Restoration of allograft responsiveness in B rats. II. Requirements for lymphoid populations and lymphokine.

Abstract

B rats, produced by lethal x-irradiation of thymectomized animals that are then reconstituted with bone marrow cells from syngeneic, thymectomized, and thoracic-duct-drained donors, are unable to reject histoin-compatible heterotopic cardiac allografts. In these studies, we have continued to investigate the role of immune competent cells and lymphokine in restoring acute allograft rejection in these animals, noting that adoptive transfer of 10(8) sensitized splenocytes (sSL) plus Interleukin-2-rich conditioned medium, IL-2 (CM) will reproducibly produce acute responsiveness toward long-standing, well-functioning, heart grafts. We have now noted that sensitized lymph node cells or thoracic duct lymphocytes can also reverse the unresponsive state, with IL-2 rich conditioned supernatants increasing the effectiveness of small numbers of cells from these populations in inducing allograft rejection.
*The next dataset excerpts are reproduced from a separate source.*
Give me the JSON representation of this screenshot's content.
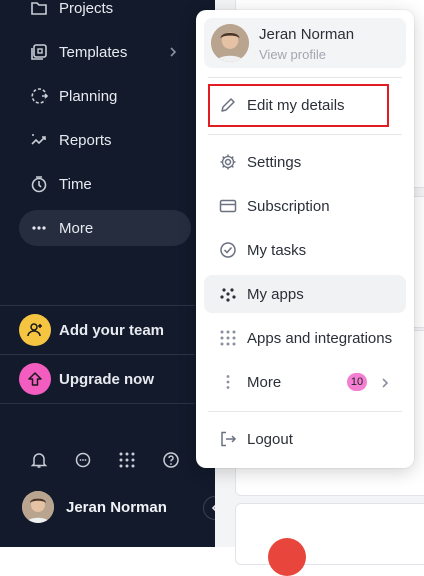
{
  "sidebar": {
    "items": [
      {
        "label": "Projects",
        "icon": "folder-icon"
      },
      {
        "label": "Templates",
        "icon": "templates-icon"
      },
      {
        "label": "Planning",
        "icon": "planning-icon"
      },
      {
        "label": "Reports",
        "icon": "reports-icon"
      },
      {
        "label": "Time",
        "icon": "timer-icon"
      },
      {
        "label": "More",
        "icon": "more-dots-icon"
      }
    ],
    "add_team_label": "Add your team",
    "upgrade_label": "Upgrade now",
    "user_name": "Jeran Norman"
  },
  "menu": {
    "profile_name": "Jeran Norman",
    "profile_sub": "View profile",
    "edit_details": "Edit my details",
    "settings": "Settings",
    "subscription": "Subscription",
    "my_tasks": "My tasks",
    "my_apps": "My apps",
    "apps_integrations": "Apps and integrations",
    "more": "More",
    "more_count": "10",
    "logout": "Logout"
  },
  "colors": {
    "sidebar_bg": "#121a2b",
    "add_team_accent": "#f5c542",
    "upgrade_accent": "#f25dbf",
    "badge": "#f47ed2",
    "highlight": "#e31b23"
  }
}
Furthermore, the major cellular components within the spleen have been separated using antibody techniques, and their individual role in the rejection reaction has been assessed. Although 10(8) sSL plus IL-2 (CM) can produce acute rejection in a time comparable to that occurring in unmodified recipients (n = 20, MST +/- SD = 8.4 +/- 1.3 days), neither the T cell fraction (6 x 10(7] of 10(8) SL + IL-2 (CM) (n = 10, MST +/- SD = 17.4 +/- 7.3 days), nor addition of the adherent cell fraction to the T cell component (MST +/- SD = 18 +/- 2 days) or addition of the B cell fraction (MST +/- SD = 15.5 +/- 2.1 days) could restore acute responsiveness. However, increasing the numbers of T cells to 10(8) and transferring concomitantly with IL-2 (CM) again produced acute rejection (n = 4, MST +/- SD = 9 +/- 1.1 days). These data suggest that T cells form the essential element of transfer in the B rat, although other cells present in SL appear necessary to provide an optimal milieu. Our experiments also suggest that this response is independent of the route of administration or of higher doses of IL-2. Finally, using a dual allograft model, it appears that graft destruction is determined by the specific sensitivity of transferred SL; IL-2 (CM) being a nonspecific factor in the response.